How to Compare Two Tables in SQL

Comparing data across tables is a fundamental task in SQL. This article provides a comprehensive guide on how to compare and identify differences between two tables using SQL queries. We will explore various techniques, including using UNION ALL, JOIN, and EXCEPT (or MINUS in some databases).

Understanding the Problem

Comparing two tables involves identifying rows that exist in one table but not the other, as well as finding rows that are present in both tables but have different values in specific columns. This is crucial for data validation, synchronization, and auditing purposes.

Methods for Comparing Tables

Using UNION ALL and GROUP BY

This method leverages the UNION ALL operator to combine the data from both tables and then uses GROUP BY and HAVING to identify discrepancies.

Combine Data: UNION ALL combines all rows from both tables into a single result set. Duplicate rows are not eliminated.
Group and Count: GROUP BY groups the rows based on all columns you want to compare. COUNT(*) counts the occurrences of each unique combination of values.
Filter Discrepancies: The HAVING clause filters the grouped results, keeping only those groups where COUNT(*) is equal to 1. This indicates that the row exists in only one of the two tables.

Example: Let’s say we have two tables, employees1 and employees2, with columns id, name, and salary.

SELECT id, name, salary
FROM (
    SELECT id, name, salary FROM employees1
    UNION ALL
    SELECT id, name, salary FROM employees2
) AS combined_employees
GROUP BY id, name, salary
HAVING COUNT(*) = 1;

This query returns rows that are present in either employees1 or employees2, but not both. It also highlights rows that exist in both tables but have differing values in any of the compared columns.

Using JOINs

JOIN clauses offer another approach for comparing tables. A FULL OUTER JOIN is particularly useful as it returns all rows from both tables.

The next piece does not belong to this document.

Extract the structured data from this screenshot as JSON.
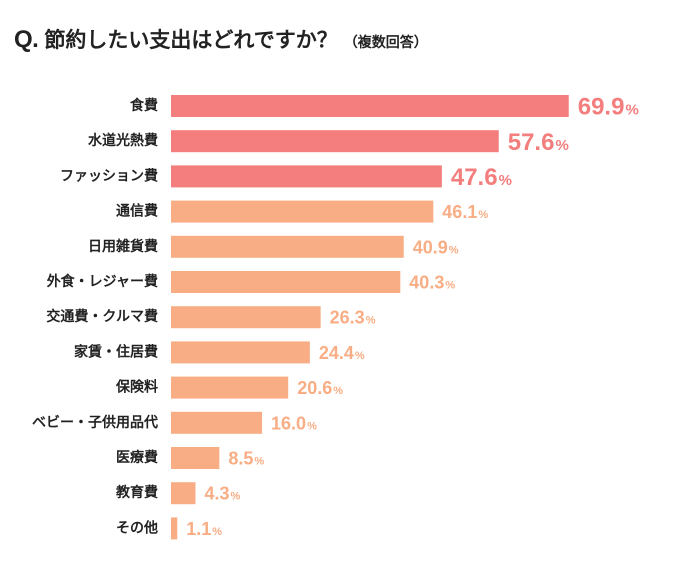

Example: Using the same employees1 and employees2 tables:

SELECT 
    e1.id AS e1_id, e1.name AS e1_name, e1.salary AS e1_salary,
    e2.id AS e2_id, e2.name AS e2_name, e2.salary AS e2_salary
FROM employees1 e1
FULL OUTER JOIN employees2 e2 ON e1.id = e2.id
WHERE e1.id IS NULL OR e2.id IS NULL
   OR e1.name <> e2.name
   OR e1.salary <> e2.salary;

This query returns rows where the id is missing in one of the tables or where the name or salary values differ between matching ids. Replace FULL OUTER JOIN with LEFT JOIN or RIGHT JOIN to compare based on rows present in the left or right table respectively.

Using EXCEPT or MINUS

EXCEPT (in SQL Server) or MINUS (in Oracle and other databases) returns all rows in the first SELECT statement that are not present in the second SELECT statement.

Example:

-- SQL Server
SELECT id, name, salary FROM employees1
EXCEPT
SELECT id, name, salary FROM employees2;

-- Oracle
SELECT id, name, salary FROM employees1
MINUS
SELECT id, name, salary FROM employees2;

This returns rows that exist in employees1 but not in employees2. To find rows that exist in employees2 but not employees1, simply reverse the order of the SELECT statements. Note that EXCEPT and MINUS compare all selected columns for equality.

Choosing the Right Method

The optimal method depends on the specific comparison requirements:

UNION ALL with GROUP BY is versatile for finding all discrepancies.
JOINs provide more flexibility in handling matching and non-matching rows.
EXCEPT/MINUS is concise for finding rows unique to one table.

Conclusion

Comparing two tables in SQL is essential for data management. By understanding these techniques using UNION ALL, JOIN, and EXCEPT/MINUS, you can effectively identify and address data differences across your database tables. Selecting the appropriate method ensures efficient and accurate comparison results tailored to your specific needs.